Ci pareva già tanto quello che avevamo potuto sperimentare, e tuttavia il non poter prendere parte a quell’ultimo atto, il più significativo, ci parve una nota stonata. La scelta di papa Francesco di ammettere al Sinodo un numero significativo di non vescovi, che potranno contribuire con il loro pensiero e la loro esperienza, ma anche con il loro voto, costituisce una novità importante, un vero passo avanti in quel rinnovamento della Chiesa e delle sue prassi ormai urgente e non rinviabile. Certo, è importante che tutte le componenti del popolo di Dio contribuiscano alla elaborazione delle linee della Chiesa del futuro, ma finché la partecipazione non giungerà anche a influire sulle strutture, sulle decisioni, sull’impostazione di fondo, non potrà realizzarsi quella coralità ecclesiale che i laici – e tra essi le donne, e soprattutto i giovani – stanno attendendo. Chi si è messo in ascolto proprio di queste due componenti del popolo di Dio – le donne e i giovani – sa che la loro marginalità rispetto alle prassi decisionali della Chiesa costituisce un grave e decisivo ostacolo alla loro appartenenza. Le donne, soprattutto le giovani donne, spesso decidono il loro allontanamento dalla Chiesa percependola come una comunità non disponibile e integrarle a pieno titolo nella sua vita; quella integrazione nelle dinamiche sociali che quasi sempre le donne sperimentano nella società.

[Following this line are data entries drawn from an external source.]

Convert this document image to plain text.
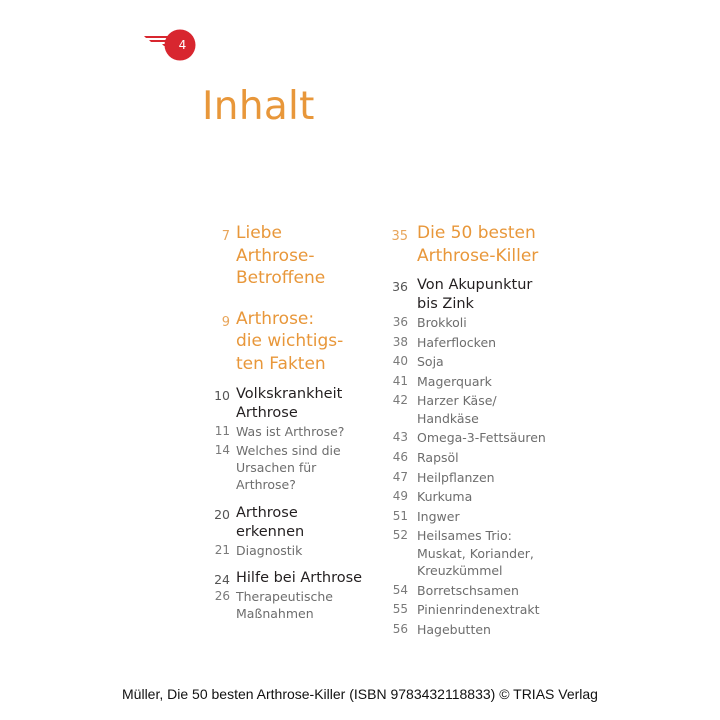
4
Inhalt
7 Liebe
Arthrose-
Betroffene
9 Arthrose:
die wichtigs-
ten Fakten
10 Volkskrankheit
Arthrose
11 Was ist Arthrose?
14 Welches sind die
Ursachen für
Arthrose?
20 Arthrose
erkennen
21 Diagnostik
24 Hilfe bei Arthrose
26 Therapeutische
Maßnahmen
35 Die 50 besten
Arthrose-Killer
36 Von Akupunktur
bis Zink
36 Brokkoli
38 Haferflocken
40 Soja
41 Magerquark
42 Harzer Käse/
Handkäse
43 Omega-3-Fettsäuren
46 Rapsöl
47 Heilpflanzen
49 Kurkuma
51 Ingwer
52 Heilsames Trio:
Muskat, Koriander,
Kreuzkümmel
54 Borretschsamen
55 Pinienrindenextrakt
56 Hagebutten
Müller, Die 50 besten Arthrose-Killer (ISBN 9783432118833) © TRIAS Verlag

Perché nella Chiesa non devono poter essere accolte nel loro originale pensiero, nella loro esperienza di vita e di Chiesa, nella saggezza di cui dispongono non meno dei loro fratelli? Questa è la domanda che molte donne si pongono e cui finora non hanno avuto risposta. La decisione di ieri è un segnale: piccolo certamente, ma segnale di una nuova mentalità che sembra affacciarsi nella vita ecclesiale. Allo stesso modo i giovani sentono di avere delle risorse da mettere a disposizione della Chiesa e del suo rinnovamento; la loro esclusione dalle responsabilità li fa sentire vittime di un paternalismo che sentono come una mortificazione della loro giovinezza e della loro sensibilità.

Alla Chiesa molti giovani rimproverano di essere fuori tempo, di avere linguaggi e cultura antichi, mentre loro si sentono e vogliono essere persone di oggi: anche come cristiani vogliono essere contemporanei dei compagni di studi e di lavoro, ed esprimere la fede con categorie attuali. Se molti di loro abbandonano la Chiesa è anche perché si sentono esclusi dalla Chiesa stessa. Quindi, benvenuta la riforma dei componenti del Sinodo, decisione il cui significato va ben al di là del suo peso materiale. Alla fine di queste considerazioni, un auspicio: che questo cambiamento a un livello così significativo della vita ecclesiale si diffonda ad altri livelli, raggiunga diocesi e parrocchie, facendo sentire tutti i laici, tutte le donne e tutti i giovani appartenenti a pieno titolo al popolo di Dio.